Romans 1:22–25, “22 Claiming to be wise, they became fools, 23 and exchanged the glory of the immortal God for images resembling mortal man and birds and animals and creeping things. 24 Therefore God gave them up in the lusts of their hearts to impurity, to the dishonoring of their bodies among themselves, 25 because they exchanged the truth about God for a lie and worshiped and served the creature rather than the Creator, who is blessed forever! Amen.”

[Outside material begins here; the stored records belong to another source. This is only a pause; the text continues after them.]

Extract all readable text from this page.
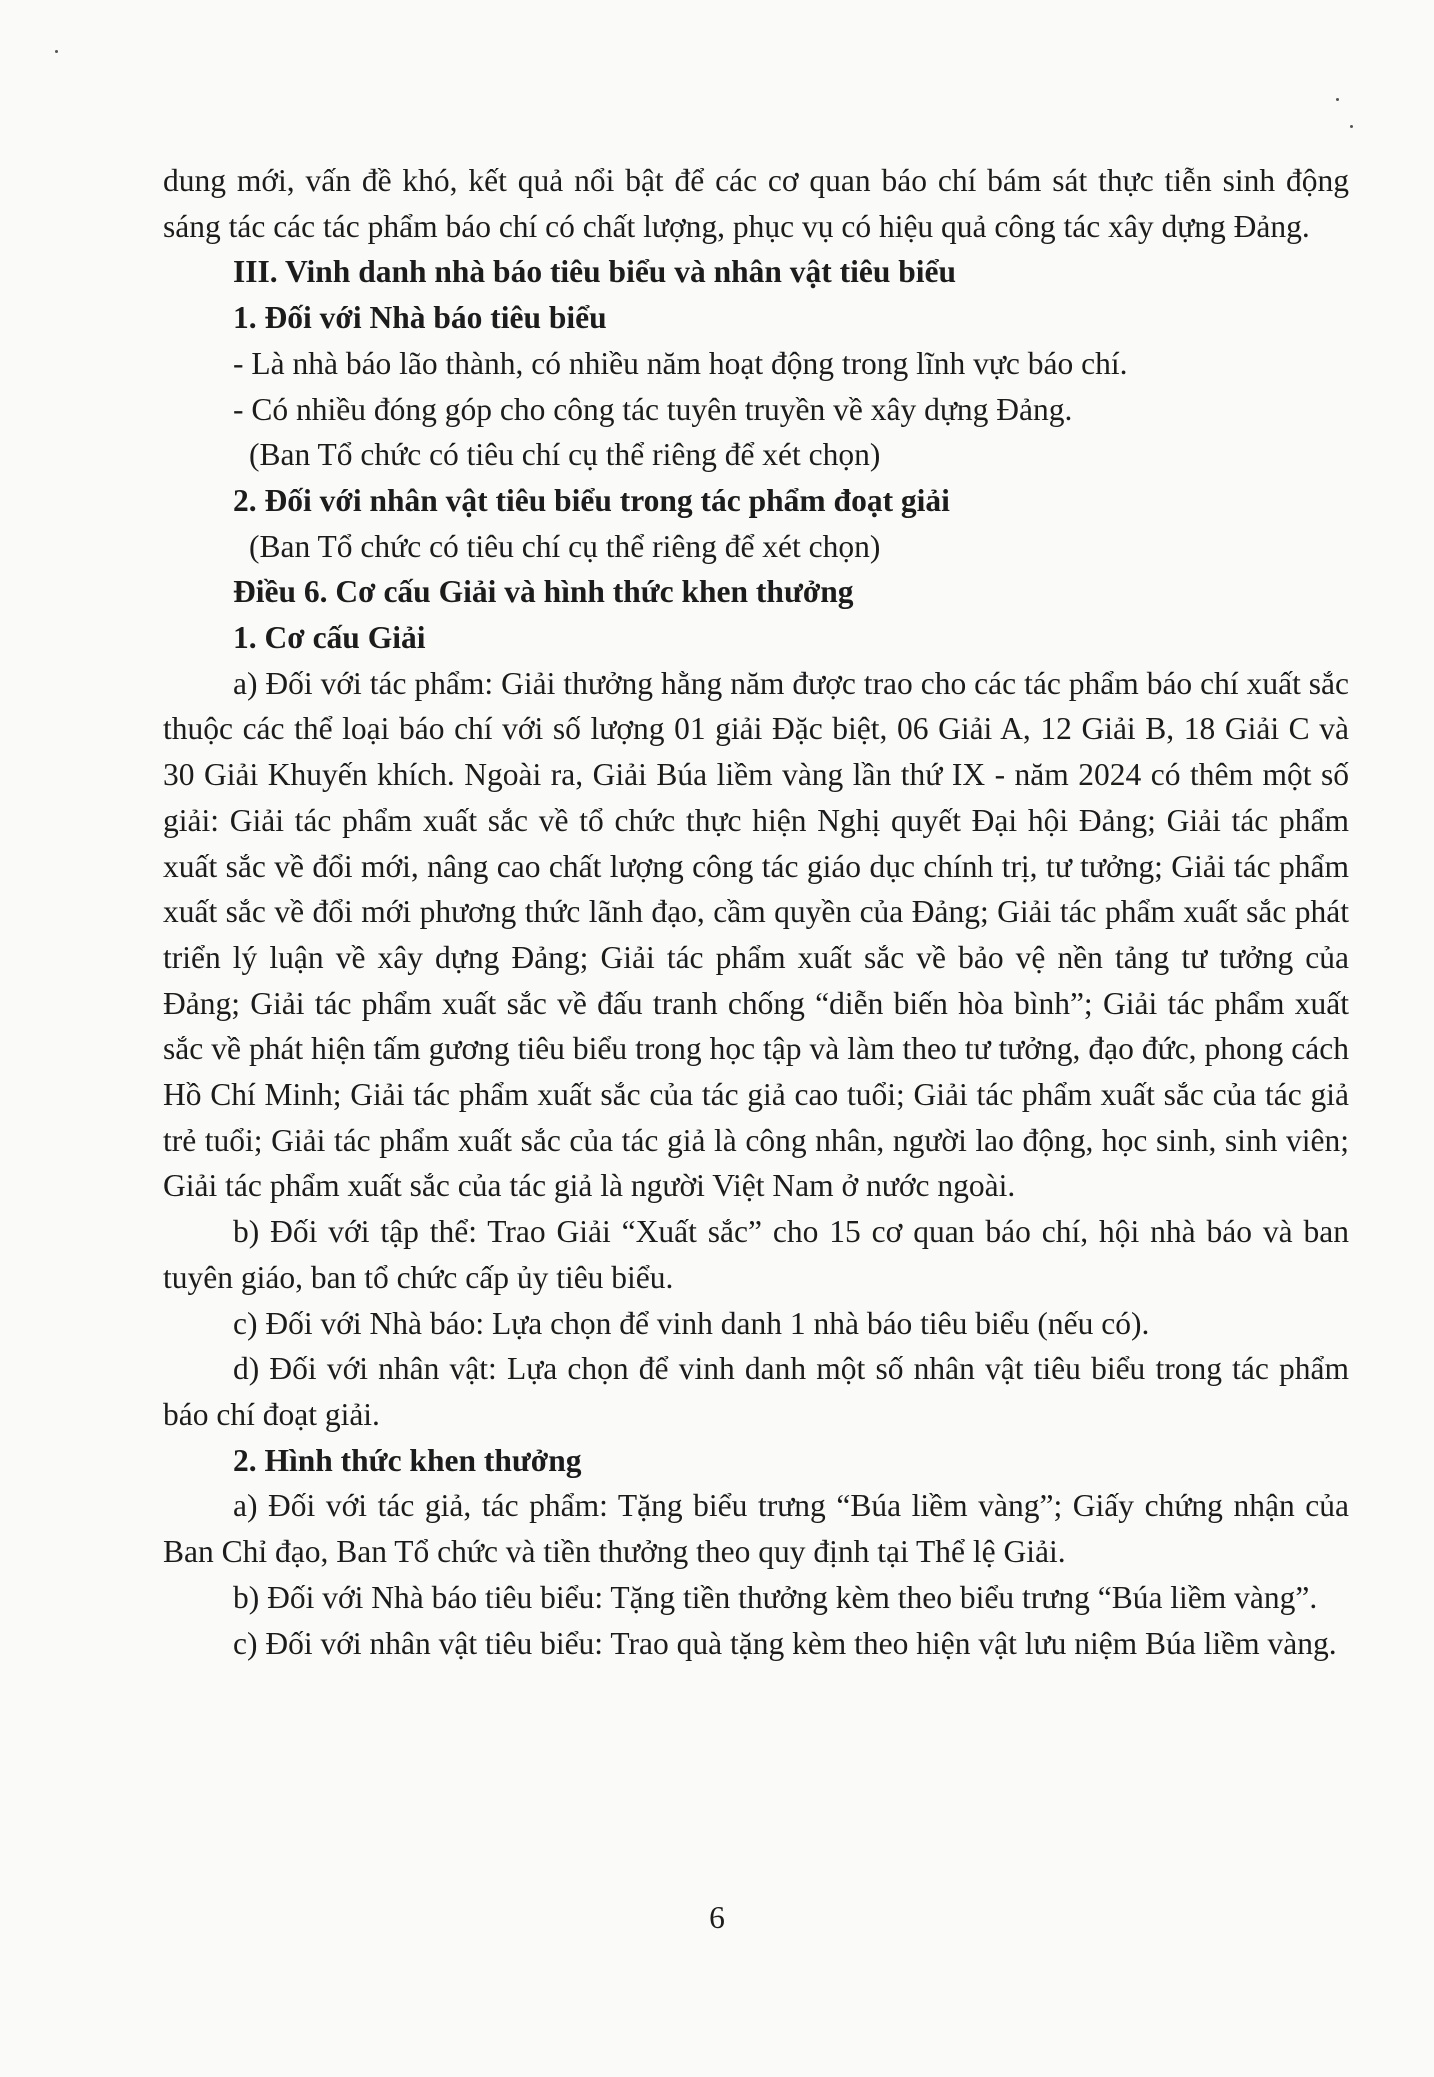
dung mới, vấn đề khó, kết quả nổi bật để các cơ quan báo chí bám sát thực tiễn sinh động sáng tác các tác phẩm báo chí có chất lượng, phục vụ có hiệu quả công tác xây dựng Đảng.

III. Vinh danh nhà báo tiêu biểu và nhân vật tiêu biểu

1. Đối với Nhà báo tiêu biểu

- Là nhà báo lão thành, có nhiều năm hoạt động trong lĩnh vực báo chí.

- Có nhiều đóng góp cho công tác tuyên truyền về xây dựng Đảng.

(Ban Tổ chức có tiêu chí cụ thể riêng để xét chọn)

2. Đối với nhân vật tiêu biểu trong tác phẩm đoạt giải

(Ban Tổ chức có tiêu chí cụ thể riêng để xét chọn)

Điều 6. Cơ cấu Giải và hình thức khen thưởng

1. Cơ cấu Giải

a) Đối với tác phẩm: Giải thưởng hằng năm được trao cho các tác phẩm báo chí xuất sắc thuộc các thể loại báo chí với số lượng 01 giải Đặc biệt, 06 Giải A, 12 Giải B, 18 Giải C và 30 Giải Khuyến khích. Ngoài ra, Giải Búa liềm vàng lần thứ IX - năm 2024 có thêm một số giải: Giải tác phẩm xuất sắc về tổ chức thực hiện Nghị quyết Đại hội Đảng; Giải tác phẩm xuất sắc về đổi mới, nâng cao chất lượng công tác giáo dục chính trị, tư tưởng; Giải tác phẩm xuất sắc về đổi mới phương thức lãnh đạo, cầm quyền của Đảng; Giải tác phẩm xuất sắc phát triển lý luận về xây dựng Đảng; Giải tác phẩm xuất sắc về bảo vệ nền tảng tư tưởng của Đảng; Giải tác phẩm xuất sắc về đấu tranh chống “diễn biến hòa bình”; Giải tác phẩm xuất sắc về phát hiện tấm gương tiêu biểu trong học tập và làm theo tư tưởng, đạo đức, phong cách Hồ Chí Minh; Giải tác phẩm xuất sắc của tác giả cao tuổi; Giải tác phẩm xuất sắc của tác giả trẻ tuổi; Giải tác phẩm xuất sắc của tác giả là công nhân, người lao động, học sinh, sinh viên; Giải tác phẩm xuất sắc của tác giả là người Việt Nam ở nước ngoài.

b) Đối với tập thể: Trao Giải “Xuất sắc” cho 15 cơ quan báo chí, hội nhà báo và ban tuyên giáo, ban tổ chức cấp ủy tiêu biểu.

c) Đối với Nhà báo: Lựa chọn để vinh danh 1 nhà báo tiêu biểu (nếu có).

d) Đối với nhân vật: Lựa chọn để vinh danh một số nhân vật tiêu biểu trong tác phẩm báo chí đoạt giải.

2. Hình thức khen thưởng

a) Đối với tác giả, tác phẩm: Tặng biểu trưng “Búa liềm vàng”; Giấy chứng nhận của Ban Chỉ đạo, Ban Tổ chức và tiền thưởng theo quy định tại Thể lệ Giải.

b) Đối với Nhà báo tiêu biểu: Tặng tiền thưởng kèm theo biểu trưng “Búa liềm vàng”.

c) Đối với nhân vật tiêu biểu: Trao quà tặng kèm theo hiện vật lưu niệm Búa liềm vàng.

6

As we make our way through Romans 1, we should ask ourselves whether Paul has Jews or Gentiles in mind primarily in this chapter. He tells us in verses 16–17 that the gospel reveals the righteousness of God for both Jews and Greeks, so the backdrop against which this righteousness is revealed—ungodliness and unrighteousness—must refer to the sins of one of these groups. We shall see that the sins mentioned in this chapter characterize both Jews and Gentiles, though each group manifests these transgressions a bit differently (3:9). However, there is no doubt that Paul speaks primarily of the Gentiles in Romans 1.
We see this in the references to images of “mortal man and birds and animals and creeping things” in today’s passage (vv. 22–23). Certainly, the worship of false gods and graven images marks Israel’s history (1 Kings 11:1–8; Isa. 31:7; Jer. 10). Yet by the first century AD, rank idolatry had largely disappeared from Jewish practice. True, many Jews did serve idols in some sense—the Pharisees, for example, obeyed their oral traditions and not God through the true application of His law (Matt. 15:3). But first-century Jews did not worship images of men and beasts. Thus, the Apostle’s description of open idolatry as the consequence of rejecting the Creator means he is speaking primarily of non-Jews in Romans 1.
One of Paul’s primary points in Romans 1:22–25 is that there is no such thing as religious neutrality within the hearts and minds of human beings. When people reject the one true God, they do not stop worshiping; rather, they direct their religious affections elsewhere. Only the term foolishness can describe this redirection of devotion. Though human beings were made to experience the unmediated, perfect glory of God, they have rejected this for that which cannot satisfy—finite creatures. Gentile idolatry that worships gods who act just like fallen men is a particularly clear example of this insanity, but it has other manifestations. Even monotheistic religions such as Islam result from exchanging God’s truth for a lie and serving the creature, for Allah is a god who conforms to what human beings think a deity should be like, a creation of vain imagination no less than Zeus or Osiris.
In pouring out His wrath now in anticipation of the great day of wrath to come, the Lord gives people exactly what they want. He does not merely stand back and watch as they run off after idols, but He hands them over to their false worship. When human beings impenitently refuse to love the one true God, He will confirm them in their sin (vv. 24–25).
Coram Deo
John Calvin comments, “Religious honor cannot be given to a creature, without taking it away, in a disgraceful and sacrilegious manner, from God.” Rejecting God is so serious that if we will not have Him, He will not have us. One cannot persist in impenitent sin and in giving to other creatures the devotion God deserves. Those who do so become more ensnared in idolatry and grow more blind to the truth. May we seek the Lord above all that our eyes might see His truth more clearly.